ARE THE SYSTEMS that public health agencies have in place to receive and handle reports of suspicious diseases adequate? In an effort to answer that question, the RAND Corporation polled 19 of the 2,800 public health agencies around the United States. The study found inconsistencies in reporting methods that showed a need for national standards. The study also found that staff training needed to be enhanced.

Hospitals, labs, and clinicians are supposed to report any suspicious symptoms that could have an impact on the larger community to public health agencies. Adequate response to these reports can often mean the difference between isolated cases and an outbreak. Health agencies also use these reports to see trends in the community. In the event of a serious outbreak, the reports can help officials identify the range of exposure and the genesis of the disease.

RAND found that health departments have different reporting systems in place, says Dr. David Dausey, lead author of the report. For example, many of the agencies encountered had a 24-hour on-call epidemiologist, but the methods for contacting the expert varied from cell phones to pagers to voicemails.

None of these methods are foolproof and any of them can result in lost calls and unreported cases of disease. But it is not clear yet what method would be best, says Dausey. Standardizing the mechanisms for reporting would greatly benefit the agencies, he says.

“We need to really center in on a set of metrics and check those over time,” says Patrick Libbey, executive director of the National Association of County and City Health Officials.

Meanwhile, says Libbey, some public health agencies have made drastic improvements in recent years, including better communications with other emergency management agencies.

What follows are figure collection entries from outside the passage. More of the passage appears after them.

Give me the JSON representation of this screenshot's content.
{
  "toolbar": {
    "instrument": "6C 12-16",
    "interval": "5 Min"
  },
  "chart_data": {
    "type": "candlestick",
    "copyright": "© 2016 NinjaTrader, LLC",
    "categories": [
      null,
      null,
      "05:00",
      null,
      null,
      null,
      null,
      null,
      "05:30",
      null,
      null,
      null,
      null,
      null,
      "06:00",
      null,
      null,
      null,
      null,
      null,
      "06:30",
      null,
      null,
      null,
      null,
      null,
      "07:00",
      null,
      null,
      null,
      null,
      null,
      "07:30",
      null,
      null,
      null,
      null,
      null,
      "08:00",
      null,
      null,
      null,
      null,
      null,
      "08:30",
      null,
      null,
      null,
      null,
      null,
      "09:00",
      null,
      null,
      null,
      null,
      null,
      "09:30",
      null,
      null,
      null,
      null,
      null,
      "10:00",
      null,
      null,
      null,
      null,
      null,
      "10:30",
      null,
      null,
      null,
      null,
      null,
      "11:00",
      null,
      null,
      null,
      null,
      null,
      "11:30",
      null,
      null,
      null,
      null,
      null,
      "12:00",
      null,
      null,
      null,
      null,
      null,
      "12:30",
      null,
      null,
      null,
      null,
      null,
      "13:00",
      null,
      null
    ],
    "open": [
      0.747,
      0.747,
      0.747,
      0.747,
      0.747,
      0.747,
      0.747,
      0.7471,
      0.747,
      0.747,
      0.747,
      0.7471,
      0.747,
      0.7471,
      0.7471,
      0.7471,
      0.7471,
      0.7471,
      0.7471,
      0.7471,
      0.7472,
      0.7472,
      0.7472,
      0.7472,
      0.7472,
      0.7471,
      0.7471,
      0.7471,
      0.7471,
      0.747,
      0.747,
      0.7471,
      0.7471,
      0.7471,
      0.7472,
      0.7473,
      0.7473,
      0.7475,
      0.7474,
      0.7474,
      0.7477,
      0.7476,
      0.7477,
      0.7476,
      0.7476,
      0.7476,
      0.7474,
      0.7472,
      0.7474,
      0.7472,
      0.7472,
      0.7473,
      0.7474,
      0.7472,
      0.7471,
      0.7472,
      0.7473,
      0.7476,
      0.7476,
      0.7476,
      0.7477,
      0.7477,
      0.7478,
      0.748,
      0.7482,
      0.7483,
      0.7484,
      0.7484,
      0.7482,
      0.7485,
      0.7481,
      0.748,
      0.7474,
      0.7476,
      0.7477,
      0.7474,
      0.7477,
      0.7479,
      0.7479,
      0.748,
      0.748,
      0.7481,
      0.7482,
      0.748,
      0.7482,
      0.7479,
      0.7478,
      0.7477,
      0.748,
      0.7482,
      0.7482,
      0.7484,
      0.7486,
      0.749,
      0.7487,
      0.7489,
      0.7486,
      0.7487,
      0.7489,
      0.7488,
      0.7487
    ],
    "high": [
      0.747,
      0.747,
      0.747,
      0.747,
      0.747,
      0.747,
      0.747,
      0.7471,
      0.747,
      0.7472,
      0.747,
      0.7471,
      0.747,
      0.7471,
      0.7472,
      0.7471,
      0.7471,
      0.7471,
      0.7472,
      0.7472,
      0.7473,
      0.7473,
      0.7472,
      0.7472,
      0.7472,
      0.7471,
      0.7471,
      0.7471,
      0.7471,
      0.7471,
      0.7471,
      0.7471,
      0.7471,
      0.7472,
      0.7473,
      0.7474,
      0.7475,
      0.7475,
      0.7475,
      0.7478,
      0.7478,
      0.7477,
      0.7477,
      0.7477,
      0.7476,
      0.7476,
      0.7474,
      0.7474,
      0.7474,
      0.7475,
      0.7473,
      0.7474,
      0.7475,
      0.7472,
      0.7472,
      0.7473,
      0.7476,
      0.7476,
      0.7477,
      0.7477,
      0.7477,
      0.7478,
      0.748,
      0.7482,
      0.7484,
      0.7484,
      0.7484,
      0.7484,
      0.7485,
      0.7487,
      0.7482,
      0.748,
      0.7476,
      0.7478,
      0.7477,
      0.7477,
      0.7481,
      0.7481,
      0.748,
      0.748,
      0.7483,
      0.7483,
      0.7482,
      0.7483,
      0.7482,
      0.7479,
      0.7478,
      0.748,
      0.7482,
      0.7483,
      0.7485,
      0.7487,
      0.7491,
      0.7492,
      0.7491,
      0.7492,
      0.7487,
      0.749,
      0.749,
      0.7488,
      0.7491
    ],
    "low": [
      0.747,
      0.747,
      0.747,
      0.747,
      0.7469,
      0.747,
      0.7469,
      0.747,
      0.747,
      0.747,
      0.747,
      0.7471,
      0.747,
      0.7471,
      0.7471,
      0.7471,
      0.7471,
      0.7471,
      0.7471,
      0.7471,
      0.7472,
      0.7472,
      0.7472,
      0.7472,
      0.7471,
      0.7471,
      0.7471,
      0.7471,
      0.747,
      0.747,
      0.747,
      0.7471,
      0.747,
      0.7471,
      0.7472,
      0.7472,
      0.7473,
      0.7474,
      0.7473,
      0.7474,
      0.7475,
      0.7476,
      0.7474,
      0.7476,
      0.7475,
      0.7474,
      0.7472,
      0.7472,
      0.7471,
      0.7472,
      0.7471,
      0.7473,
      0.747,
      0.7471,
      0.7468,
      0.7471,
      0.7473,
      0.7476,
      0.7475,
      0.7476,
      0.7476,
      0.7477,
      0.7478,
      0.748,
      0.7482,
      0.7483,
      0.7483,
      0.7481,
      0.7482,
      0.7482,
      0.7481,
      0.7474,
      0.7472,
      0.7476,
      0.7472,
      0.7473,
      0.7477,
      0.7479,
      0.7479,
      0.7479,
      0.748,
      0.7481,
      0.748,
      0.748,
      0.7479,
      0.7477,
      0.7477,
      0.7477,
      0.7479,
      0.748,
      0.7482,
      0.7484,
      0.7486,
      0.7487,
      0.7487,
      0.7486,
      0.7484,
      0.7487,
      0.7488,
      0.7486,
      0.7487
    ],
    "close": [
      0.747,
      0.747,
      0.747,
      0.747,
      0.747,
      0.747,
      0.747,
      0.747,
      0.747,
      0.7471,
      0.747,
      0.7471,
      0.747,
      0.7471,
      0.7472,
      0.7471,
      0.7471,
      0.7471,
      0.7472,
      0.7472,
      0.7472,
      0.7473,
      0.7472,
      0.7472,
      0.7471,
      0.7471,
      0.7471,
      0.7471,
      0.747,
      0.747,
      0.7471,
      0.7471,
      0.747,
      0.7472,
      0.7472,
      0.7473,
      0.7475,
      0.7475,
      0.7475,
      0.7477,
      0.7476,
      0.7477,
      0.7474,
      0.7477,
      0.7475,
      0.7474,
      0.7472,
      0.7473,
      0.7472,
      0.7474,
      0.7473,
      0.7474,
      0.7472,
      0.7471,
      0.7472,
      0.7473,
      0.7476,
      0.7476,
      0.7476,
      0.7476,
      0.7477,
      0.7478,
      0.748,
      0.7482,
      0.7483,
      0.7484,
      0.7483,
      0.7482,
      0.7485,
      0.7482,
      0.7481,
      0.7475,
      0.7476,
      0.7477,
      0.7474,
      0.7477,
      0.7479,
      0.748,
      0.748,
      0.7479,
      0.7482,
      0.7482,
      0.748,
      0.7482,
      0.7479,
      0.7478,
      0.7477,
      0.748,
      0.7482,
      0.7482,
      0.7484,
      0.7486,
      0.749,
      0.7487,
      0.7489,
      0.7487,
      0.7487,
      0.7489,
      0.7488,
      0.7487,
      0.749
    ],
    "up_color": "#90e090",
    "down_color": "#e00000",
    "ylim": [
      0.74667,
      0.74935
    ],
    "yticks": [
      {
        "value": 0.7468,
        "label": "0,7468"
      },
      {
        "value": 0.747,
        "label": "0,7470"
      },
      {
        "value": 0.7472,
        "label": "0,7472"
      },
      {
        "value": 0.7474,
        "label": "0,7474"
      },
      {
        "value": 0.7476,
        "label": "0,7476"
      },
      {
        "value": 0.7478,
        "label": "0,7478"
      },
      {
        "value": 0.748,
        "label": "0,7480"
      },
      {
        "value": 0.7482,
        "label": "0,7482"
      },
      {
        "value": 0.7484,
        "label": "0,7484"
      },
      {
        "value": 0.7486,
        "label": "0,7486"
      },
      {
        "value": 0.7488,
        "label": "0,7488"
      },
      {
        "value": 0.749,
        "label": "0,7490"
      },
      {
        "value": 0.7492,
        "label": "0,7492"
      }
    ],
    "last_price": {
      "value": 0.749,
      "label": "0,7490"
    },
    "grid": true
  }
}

For example, Arlington County, Virginia, uses an electronic surveillance reporting system that groups disease conditions into categories and allows public health agency officials in multiple jurisdictions in the Washington, D.C., metropolitan region to compare reports about symptoms.

The county has a communicable disease bureau that is staffed by nurses who are specially trained in infectious diseases and biological and chemical agents. After hours, calls are directed to a 24-hour operator in the poison control center who is tasked with contacting the on-call communicable disease nurse, using either a land line, pager, or cell phone.

In Suffolk County, New York, near New York City, nurses at the health department are tasked with calling every hospital in the area daily. The nurses ask if any suspicious cases were handled or symptoms observed, which often means the health department is made aware of cases before the hospital gets a chance to report the incident.

Some public health agencies have also made strides in training staff. Training has been the focus of the Nassau County Department of Health in New York. For the last three years, the department has focused on creating emergency management plans, training their employees, and performing drills to test response measures. The department also provides incident command training to every health department employee and provides more specific training related to each employee’s job. For example, the sanitation staff has been trained in how to respond to a suspected case of biological and radiological contamination.

But Dausey says that the study found local public health agency employees needed to be better trained in when to escalate suspicious cases to health agencies at the state level. In many of the agencies studied, health department workers were reluctant to report suspicious symptoms for fear of being perceived as being alarmist, he says.

“Even when they were presented with something that should clearly be troubling to a person with clinical knowledge,” Dausey notes, “they were very hesitant to both make recommendations or do anything to take action that seemed immediately appropriate.”

While the study findings indicate a need for improvement in how local public health agencies respond to suspicious symptoms and diseases, the good news is that health agencies are aware of the problem and are working to do the best with the limited resources available to them. “Are we where we need to be?” asks Libbey. “No. But we have come a long way.”